Pensare che la metrica si occupi della poesia è, in un certo senso, un errore. La metrica, infatti, si occupa della versificazione, cioè dell’organizzazione in versi di un discorso indipendentemente da ciò che esso vuole comunicare. La poesia, invece, per quanto dal punto di vista tecnico ed operativo sia un genere letterario – in opposizione alla prosa – che ha quale elemento fondamentale la suddivisione del testo in versi[1], è una qualità del discorso intesa come totalità di forma e contenuto[2], il cui riconoscimento è il frutto del pensiero di una determinata epoca culturale.

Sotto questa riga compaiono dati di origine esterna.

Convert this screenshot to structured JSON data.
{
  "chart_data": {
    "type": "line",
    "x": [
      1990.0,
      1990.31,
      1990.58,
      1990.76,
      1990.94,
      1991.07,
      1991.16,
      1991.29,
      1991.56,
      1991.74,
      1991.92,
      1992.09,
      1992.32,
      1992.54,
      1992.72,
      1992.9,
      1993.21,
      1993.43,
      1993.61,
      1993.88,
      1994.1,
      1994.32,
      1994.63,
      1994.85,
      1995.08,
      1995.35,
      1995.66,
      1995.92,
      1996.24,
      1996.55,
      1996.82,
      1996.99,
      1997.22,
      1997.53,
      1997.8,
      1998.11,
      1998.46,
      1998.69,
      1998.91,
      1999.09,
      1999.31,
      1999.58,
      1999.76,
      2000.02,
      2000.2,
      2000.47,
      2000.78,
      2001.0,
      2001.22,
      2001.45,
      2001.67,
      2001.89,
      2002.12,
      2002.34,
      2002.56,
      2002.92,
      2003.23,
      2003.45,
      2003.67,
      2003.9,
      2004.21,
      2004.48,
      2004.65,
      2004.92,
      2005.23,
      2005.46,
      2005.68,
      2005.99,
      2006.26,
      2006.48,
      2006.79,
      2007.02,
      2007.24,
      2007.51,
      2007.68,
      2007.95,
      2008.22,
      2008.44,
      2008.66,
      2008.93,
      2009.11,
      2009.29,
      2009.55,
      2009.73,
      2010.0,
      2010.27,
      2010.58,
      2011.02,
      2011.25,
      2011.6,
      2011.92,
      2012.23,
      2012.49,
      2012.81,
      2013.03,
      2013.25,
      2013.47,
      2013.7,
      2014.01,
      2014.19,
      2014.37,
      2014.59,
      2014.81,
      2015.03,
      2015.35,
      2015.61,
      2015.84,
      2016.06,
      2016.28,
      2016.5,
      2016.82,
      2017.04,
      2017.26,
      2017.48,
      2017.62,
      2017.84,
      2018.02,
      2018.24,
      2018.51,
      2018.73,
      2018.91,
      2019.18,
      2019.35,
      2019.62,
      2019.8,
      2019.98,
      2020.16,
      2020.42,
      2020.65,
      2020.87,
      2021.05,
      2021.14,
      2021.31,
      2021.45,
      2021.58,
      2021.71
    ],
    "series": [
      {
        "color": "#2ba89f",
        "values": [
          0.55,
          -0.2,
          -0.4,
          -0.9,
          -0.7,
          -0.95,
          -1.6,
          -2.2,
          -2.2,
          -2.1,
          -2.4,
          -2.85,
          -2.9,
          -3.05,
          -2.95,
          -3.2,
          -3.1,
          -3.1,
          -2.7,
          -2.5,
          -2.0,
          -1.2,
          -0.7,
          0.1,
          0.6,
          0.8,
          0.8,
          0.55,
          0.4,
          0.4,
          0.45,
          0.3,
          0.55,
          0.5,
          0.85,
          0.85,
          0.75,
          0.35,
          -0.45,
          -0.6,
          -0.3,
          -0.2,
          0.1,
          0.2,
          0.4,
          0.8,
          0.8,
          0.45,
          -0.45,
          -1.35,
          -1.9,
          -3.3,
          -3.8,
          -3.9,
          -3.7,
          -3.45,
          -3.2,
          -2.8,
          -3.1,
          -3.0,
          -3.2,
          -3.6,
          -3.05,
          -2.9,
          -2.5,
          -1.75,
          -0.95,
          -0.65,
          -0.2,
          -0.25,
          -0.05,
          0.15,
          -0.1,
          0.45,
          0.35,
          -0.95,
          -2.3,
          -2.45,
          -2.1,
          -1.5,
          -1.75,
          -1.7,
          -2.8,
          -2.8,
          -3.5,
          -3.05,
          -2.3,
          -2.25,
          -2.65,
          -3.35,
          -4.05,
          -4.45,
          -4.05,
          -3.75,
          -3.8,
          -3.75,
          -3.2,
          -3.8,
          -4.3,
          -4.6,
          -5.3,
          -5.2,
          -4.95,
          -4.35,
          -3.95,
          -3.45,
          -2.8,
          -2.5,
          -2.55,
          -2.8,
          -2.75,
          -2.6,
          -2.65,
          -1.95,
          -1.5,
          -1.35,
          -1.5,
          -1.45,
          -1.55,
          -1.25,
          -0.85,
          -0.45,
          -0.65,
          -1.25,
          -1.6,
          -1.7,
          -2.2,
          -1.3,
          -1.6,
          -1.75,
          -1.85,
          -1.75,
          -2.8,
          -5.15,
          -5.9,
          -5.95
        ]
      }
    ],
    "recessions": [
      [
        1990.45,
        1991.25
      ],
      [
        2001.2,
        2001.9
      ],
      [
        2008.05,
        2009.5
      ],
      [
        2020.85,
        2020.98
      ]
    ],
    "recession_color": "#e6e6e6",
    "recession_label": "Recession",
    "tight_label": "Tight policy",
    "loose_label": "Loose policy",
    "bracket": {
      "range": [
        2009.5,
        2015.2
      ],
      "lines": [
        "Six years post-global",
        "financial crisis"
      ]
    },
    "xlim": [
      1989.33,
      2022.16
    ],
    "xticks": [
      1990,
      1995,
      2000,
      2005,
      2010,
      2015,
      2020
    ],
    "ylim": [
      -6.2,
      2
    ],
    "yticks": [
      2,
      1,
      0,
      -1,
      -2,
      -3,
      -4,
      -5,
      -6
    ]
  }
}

Per molti secoli, la metrica – intesa come un insieme di regole variabili nella storia, ma comunque da osservare, o di cui verificare l’osservanza nell’ambito del discorso letterario – è stata l’unico parametro di distinzione tra verso e prosa, anche se ciò, tra i due poli, non ha mai davvero comportato una totale estraneità[3]. Del resto, la tradizione latino-medioevale conosce le varie forme del cursus[4], ove le frasi (o loro parti) vengono strutturate mediante regole simili a quelle della metrica.

Con l’esperienza poetica del Novecento e la nascita del verso libero si sono rifiutati non solo tutti quei parametri mensurali fissi e sistematicamente ricorrenti che stavano alla base della versificazione, ma anche «la possibilità stessa di parametri regolati o in qualche modo normativi; tanto che c’è chi ha proposto di considerare l’a capo come unico segno del verso e del testo poetico, unica caratterizzazione della sua specificità nei confronti della prosa.»[5]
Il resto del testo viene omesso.